Is The Party Over? Macau Gambling Titans Post Drops In Revenue
Are the halcyon days of the Macau casino gaming industry coming to an end? Long seen as one of the leading industry locations, some of the largest players in Macau are facing large drops in revenue.
This week, Melco Crown Entertainment Limited, announced a drop in revenue of 24% for Q2 of 2015 as compared with Q2 of 2014. The company brought in revenue of $916.8 million, compared with $1.19 billion for the same period last year. Other casino operators such as Wynn have experienced similar or greater year to year comparative losses.
Macau has been a gambling haven in the Orient since 1850, when Portugal legalized gambling in its colony. When China assumed control in 1999, it kept this laissez-faire policy. China's growth as a global economic power over the past 15 years resulted in explosive growth for Macau's gaming industry.

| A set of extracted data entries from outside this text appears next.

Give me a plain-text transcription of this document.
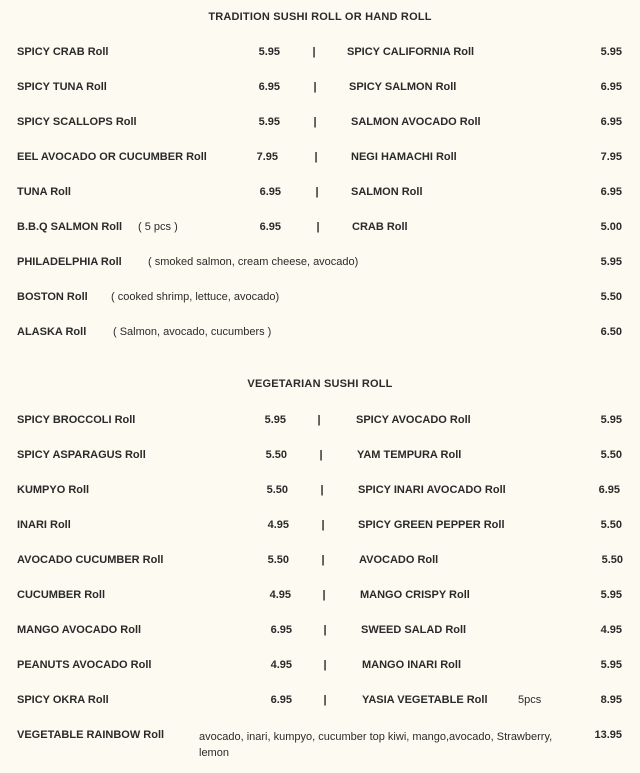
TRADITION SUSHI ROLL OR HAND ROLL
SPICY CRAB Roll	5.95	|	SPICY CALIFORNIA Roll	5.95
SPICY TUNA Roll	6.95	|	SPICY SALMON Roll	6.95
SPICY SCALLOPS Roll	5.95	|	SALMON AVOCADO Roll	6.95
EEL AVOCADO OR CUCUMBER Roll	7.95	|	NEGI HAMACHI Roll	7.95
TUNA Roll	6.95	|	SALMON Roll	6.95
B.B.Q SALMON Roll ( 5 pcs )	6.95	|	CRAB Roll	5.00
PHILADELPHIA Roll ( smoked salmon, cream cheese, avocado)	5.95
BOSTON Roll ( cooked shrimp, lettuce, avocado)	5.50
ALASKA Roll ( Salmon, avocado, cucumbers )	6.50
VEGETARIAN SUSHI ROLL
SPICY BROCCOLI Roll	5.95	|	SPICY AVOCADO Roll	5.95
SPICY ASPARAGUS Roll	5.50	|	YAM TEMPURA Roll	5.50
KUMPYO Roll	5.50	|	SPICY INARI AVOCADO Roll	6.95
INARI Roll	4.95	|	SPICY GREEN PEPPER Roll	5.50
AVOCADO CUCUMBER Roll	5.50	|	AVOCADO Roll	5.50
CUCUMBER Roll	4.95	|	MANGO CRISPY Roll	5.95
MANGO AVOCADO Roll	6.95	|	SWEED SALAD Roll	4.95
PEANUTS AVOCADO Roll	4.95	|	MANGO INARI Roll	5.95
SPICY OKRA Roll	6.95	|	YASIA VEGETABLE Roll	5pcs	8.95
VEGETABLE RAINBOW Roll	13.95
avocado, inari, kumpyo, cucumber top kiwi, mango,avocado, Strawberry, lemon
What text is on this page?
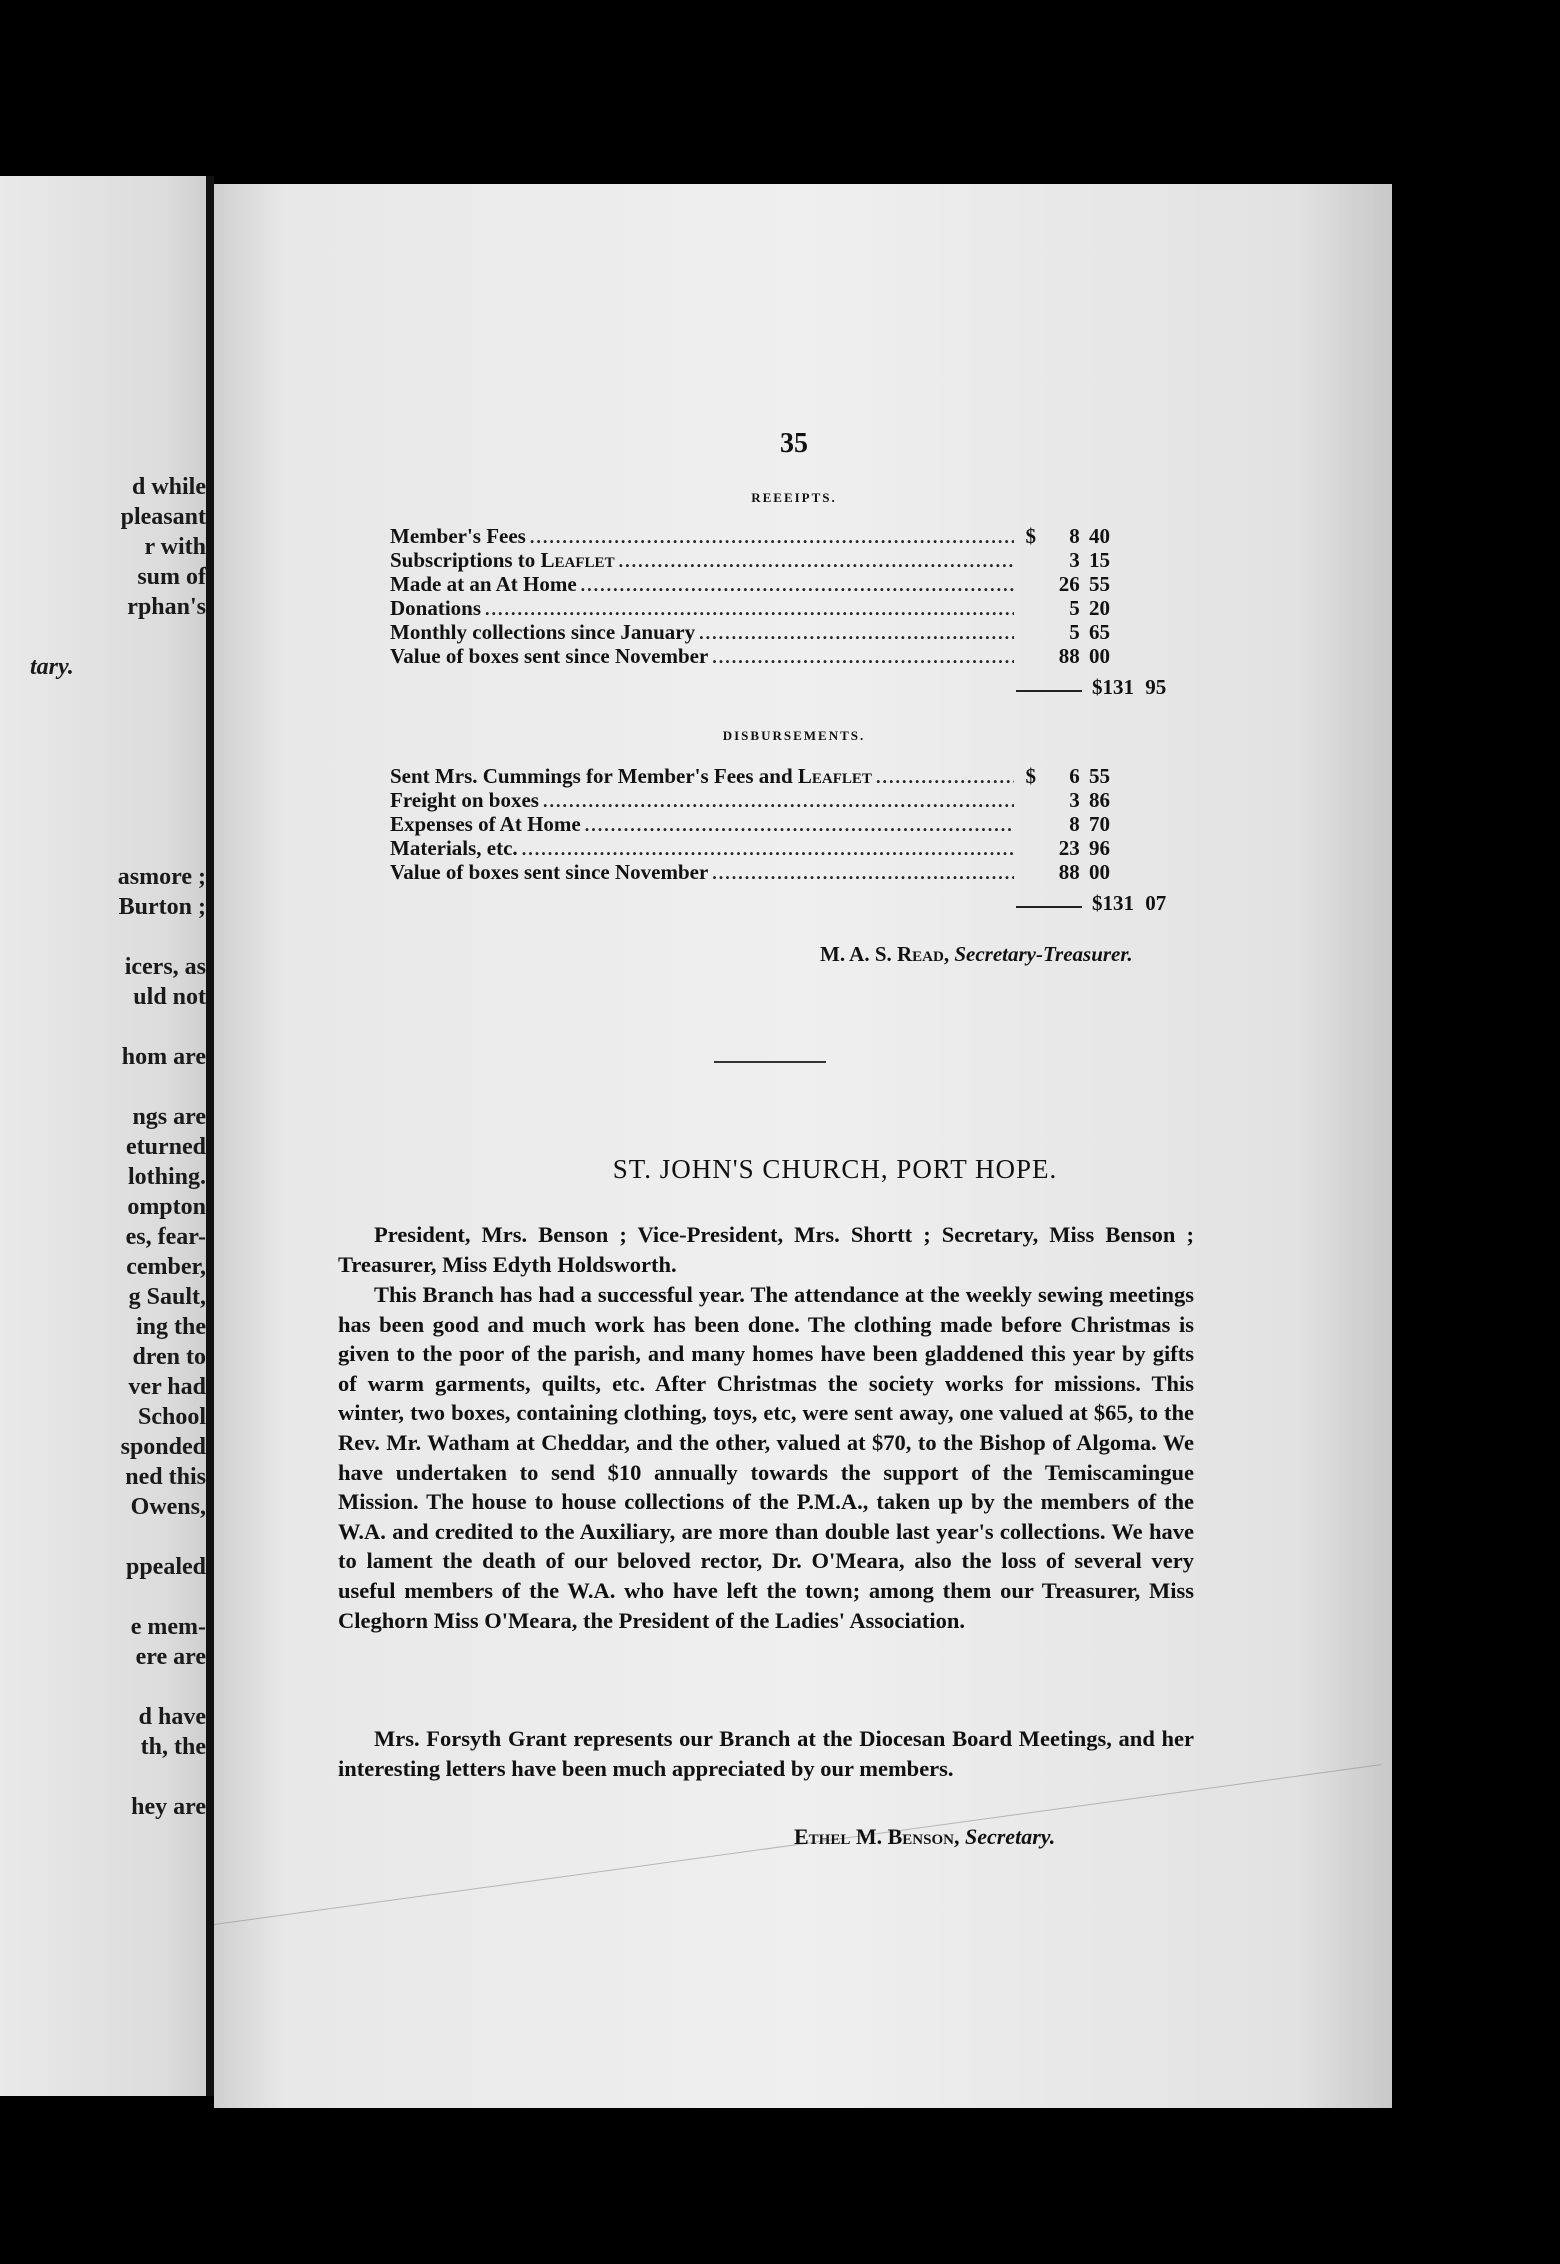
d while
pleasant
r with
sum of
rphan's
tary.
asmore ;
Burton ;
icers, as
uld not
hom are
ngs are
eturned
lothing.
ompton
es, fear-
cember,
g Sault,
ing the
dren to
ver had
School
sponded
ned this
Owens,
ppealed
e mem-
ere are
d have
th, the
hey are
35
REEEIPTS.
Member's Fees .....	$	8 40
Subscriptions to Leaflet .....	3 15
Made at an At Home .....	26 55
Donations .....	5 20
Monthly collections since January .....	5 65
Value of boxes sent since November .....	88 00
$131 95
DISBURSEMENTS.
Sent Mrs. Cummings for Member's Fees and Leaflet .....	$	6 55
Freight on boxes .....	3 86
Expenses of At Home .....	8 70
Materials, etc. .....	23 96
Value of boxes sent since November .....	88 00
$131 07
M. A. S. Read, Secretary-Treasurer.
ST. JOHN'S CHURCH, PORT HOPE.

President, Mrs. Benson ; Vice-President, Mrs. Shortt ; Secretary, Miss Benson ; Treasurer, Miss Edyth Holdsworth.

This Branch has had a successful year. The attendance at the weekly sewing meetings has been good and much work has been done. The clothing made before Christmas is given to the poor of the parish, and many homes have been gladdened this year by gifts of warm garments, quilts, etc. After Christmas the society works for missions. This winter, two boxes, containing clothing, toys, etc, were sent away, one valued at $65, to the Rev. Mr. Watham at Cheddar, and the other, valued at $70, to the Bishop of Algoma. We have undertaken to send $10 annually towards the support of the Temiscamingue Mission. The house to house collections of the P.M.A., taken up by the members of the W.A. and credited to the Auxiliary, are more than double last year's collections. We have to lament the death of our beloved rector, Dr. O'Meara, also the loss of several very useful members of the W.A. who have left the town; among them our Treasurer, Miss Cleghorn Miss O'Meara, the President of the Ladies' Association.

Mrs. Forsyth Grant represents our Branch at the Diocesan Board Meetings, and her interesting letters have been much appreciated by our members.

Ethel M. Benson, Secretary.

But there are signs that the gambling industry has reached a plateau if not a decline. China's President Xi Jinping has vocally advocated to make Macau a tourist destination for pursuits other than gambling. The industry has also been affected by the general economic slowdown in China. Finally, a crackdown on corruption in China under Jinping has slowed the operations of the gaming oligarchy, which had long been used to smoothing operations along with a healthy dose of graft.
The casino operators are beginning to recognize that it is not wise to place all of their chips on the fortunes gambling. Melco, for example, is seeking to diversify its operations by constructing Studio City, a Hollywood themed studio that will focus on entertainment and not gambling. The company is bringing in heavy hitters such as Martin Scorsese, Leonardo DiCaprio and Robert de Niro to promote the new venture.
The question that has not yet been answered is whether Macau simply needs more diverse offerings to remain a revenue generating powerhouse for both developers and the Chinese government. It is possible that the slowdown is a symptom of larger issues with the Chinese economy and that the country can no longer rely upon small “havens” to act as economic dynamos.
Company officials such as Melco CEO Lawrence Ho have put on a bold face to confidently predict success for their new ventures. But it remains to be seen if the casino tycoons have yet another run of winnings in them or if they have already gone bust.